On a recent tour of the factory, plant superintendent Don Arthur joked that with all the new blood, it might be a good idea to stay off the path where new forklift drivers learn the ropes.

"The green aisle," he said, pointing to a narrow area hugging the plant wall, "is a very good place to be."

But many newcomers have experience in manufacturing, even if they've never worked a modern auto assembly line.

Take Chuck Becker. Prior to landing at GM's Orion plant this summer, he made steering components at a Delphi plant in Saginaw. When the bankrupt parts maker announced plans to close or sell the Saginaw plant, Becker, 54, jumped ship.

Now he hops a van each day with half a dozen other former Delphi workers for the 75-minute drive to Orion, and counts his blessings for the opportunity.

"I'm too young to retire," he said.

About 260 replacement workers in Orion have come from Delphi, a former GM subsidiary spun off in 1999 that will return 5,000 workers to the automaker in coming months. Another 64 are from the GM jobs bank, a pool of idled workers earning nearly full pay despite there being no work for them. And 300 temporary workers were hired by referral or off the street at about $18 per hour with no benefits. A typical UAW plant worker earns closer to $27 per hour and gets a pension and top-shelf medical benefits.

Payroll will shrink in time

Once the buyout program is completed and the temporary workers leave, there will be fewer workers on payroll.

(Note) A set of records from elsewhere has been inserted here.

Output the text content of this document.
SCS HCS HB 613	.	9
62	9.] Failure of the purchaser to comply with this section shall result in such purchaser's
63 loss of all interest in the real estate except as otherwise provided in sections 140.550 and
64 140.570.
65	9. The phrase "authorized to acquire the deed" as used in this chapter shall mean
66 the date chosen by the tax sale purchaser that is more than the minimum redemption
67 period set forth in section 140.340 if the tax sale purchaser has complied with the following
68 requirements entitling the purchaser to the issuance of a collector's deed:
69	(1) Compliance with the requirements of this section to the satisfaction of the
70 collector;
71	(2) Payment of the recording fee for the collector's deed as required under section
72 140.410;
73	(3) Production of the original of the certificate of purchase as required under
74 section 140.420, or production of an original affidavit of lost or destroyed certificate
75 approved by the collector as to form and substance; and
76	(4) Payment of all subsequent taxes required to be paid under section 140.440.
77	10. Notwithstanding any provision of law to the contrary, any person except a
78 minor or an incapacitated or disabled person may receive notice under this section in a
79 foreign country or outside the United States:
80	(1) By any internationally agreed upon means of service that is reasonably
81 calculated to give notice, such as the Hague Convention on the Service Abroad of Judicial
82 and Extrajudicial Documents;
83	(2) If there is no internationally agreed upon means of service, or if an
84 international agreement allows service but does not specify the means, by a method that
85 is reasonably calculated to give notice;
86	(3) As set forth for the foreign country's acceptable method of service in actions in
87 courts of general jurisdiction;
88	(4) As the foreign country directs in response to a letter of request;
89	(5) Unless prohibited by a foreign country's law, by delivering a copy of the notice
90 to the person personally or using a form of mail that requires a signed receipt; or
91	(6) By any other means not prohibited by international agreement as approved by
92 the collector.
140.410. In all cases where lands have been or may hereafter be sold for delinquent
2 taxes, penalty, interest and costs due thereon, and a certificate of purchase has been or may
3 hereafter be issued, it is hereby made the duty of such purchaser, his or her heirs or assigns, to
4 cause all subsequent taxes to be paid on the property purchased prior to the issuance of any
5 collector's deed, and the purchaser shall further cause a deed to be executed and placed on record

"We don't anticipate the need to replace all the employees who participated in the attrition program," said GM spokeswoman Katie McBride, declining to specify how many hourly workers GM will eventually have left.

The buyout program, a key piece of the automaker's North American turnaround plan, aimed to usher out thousands of retirement-eligible workers as GM moves to close all or part of 12 factories by 2008.

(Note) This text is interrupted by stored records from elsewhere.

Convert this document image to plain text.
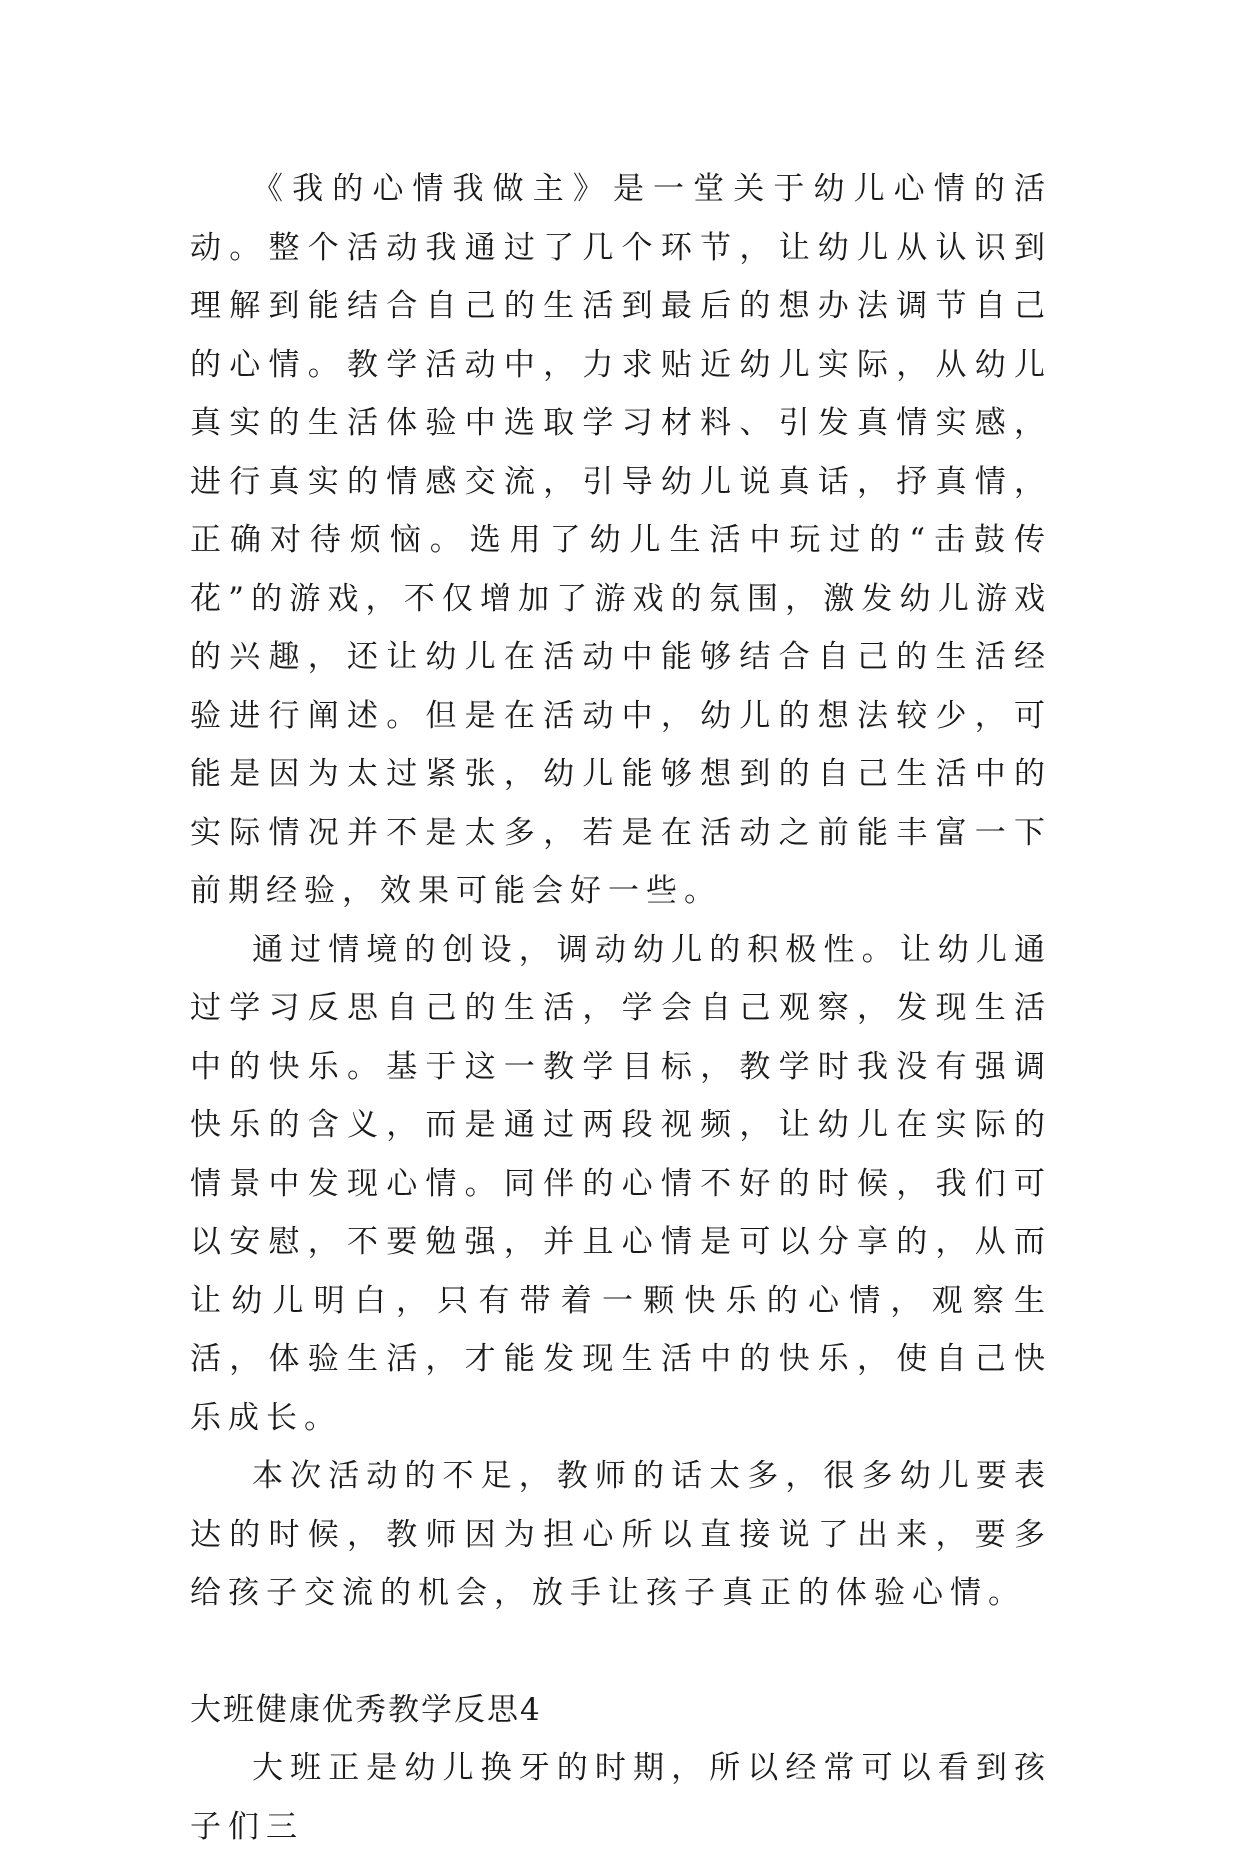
《我的心情我做主》是一堂关于幼儿心情的活动。整个活动我通过了几个环节，让幼儿从认识到理解到能结合自己的生活到最后的想办法调节自己的心情。教学活动中，力求贴近幼儿实际，从幼儿真实的生活体验中选取学习材料、引发真情实感，进行真实的情感交流，引导幼儿说真话，抒真情，正确对待烦恼。选用了幼儿生活中玩过的“击鼓传花”的游戏，不仅增加了游戏的氛围，激发幼儿游戏的兴趣，还让幼儿在活动中能够结合自己的生活经验进行阐述。但是在活动中，幼儿的想法较少，可能是因为太过紧张，幼儿能够想到的自己生活中的实际情况并不是太多，若是在活动之前能丰富一下前期经验，效果可能会好一些。

通过情境的创设，调动幼儿的积极性。让幼儿通过学习反思自己的生活，学会自己观察，发现生活中的快乐。基于这一教学目标，教学时我没有强调快乐的含义，而是通过两段视频，让幼儿在实际的情景中发现心情。同伴的心情不好的时候，我们可以安慰，不要勉强，并且心情是可以分享的，从而让幼儿明白，只有带着一颗快乐的心情，观察生活，体验生活，才能发现生活中的快乐，使自己快乐成长。

本次活动的不足，教师的话太多，很多幼儿要表达的时候，教师因为担心所以直接说了出来，要多给孩子交流的机会，放手让孩子真正的体验心情。

大班健康优秀教学反思4

大班正是幼儿换牙的时期，所以经常可以看到孩子们三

But a better-than-expected response -- nearly 35,000 of GM's 113,000 U.S. hourly workers signed up -- left the automaker with many holes to fill to keep its plants running.

Early on, the fear was that GM's quality would take a hit as it put a sea of inexperienced replacement workers on the job. But analysts, workers and union officials at plants other than Orion also said the process is going smoothly.

"I can't say we've missed a lick yet," said Jim Kaster, president of UAW Local 1714, which represents workers at a GM small car plant in Lordstown, Ohio, that will lose 900 of 1,450 workers.

"I thought quality would suffer greatly," said Eldon Renaud, president of UAW Local 2164, which represents GM workers at the Chevy Corvette plant in Bowling Green, Ky. But he has not noticed many slip-ups as 300 of the plant's 1,075 workers make for the exits. In fact, new workers have come up to speed faster than he thought they would.

"It's not rocket science," he said.

Still, the entire process has been a poignant reminder to the UAW of its declining ranks within the domestic auto industry. After peaking at 1.5 million in the late 1970s, UAW membership now hovers under 600,000.

Since workers began leaving in July, Mike Dunne, chairman of UAW Local 5960, which represents workers in Orion, has lost count of the farewell parties he has attended for long-time co-workers and friends.

"We're going broke throwing them," he said.

But Dunne is hopeful that GM is making the right moves no matter how painful they may be now.

"GM has turned the corner," he said, "and we're on the way back."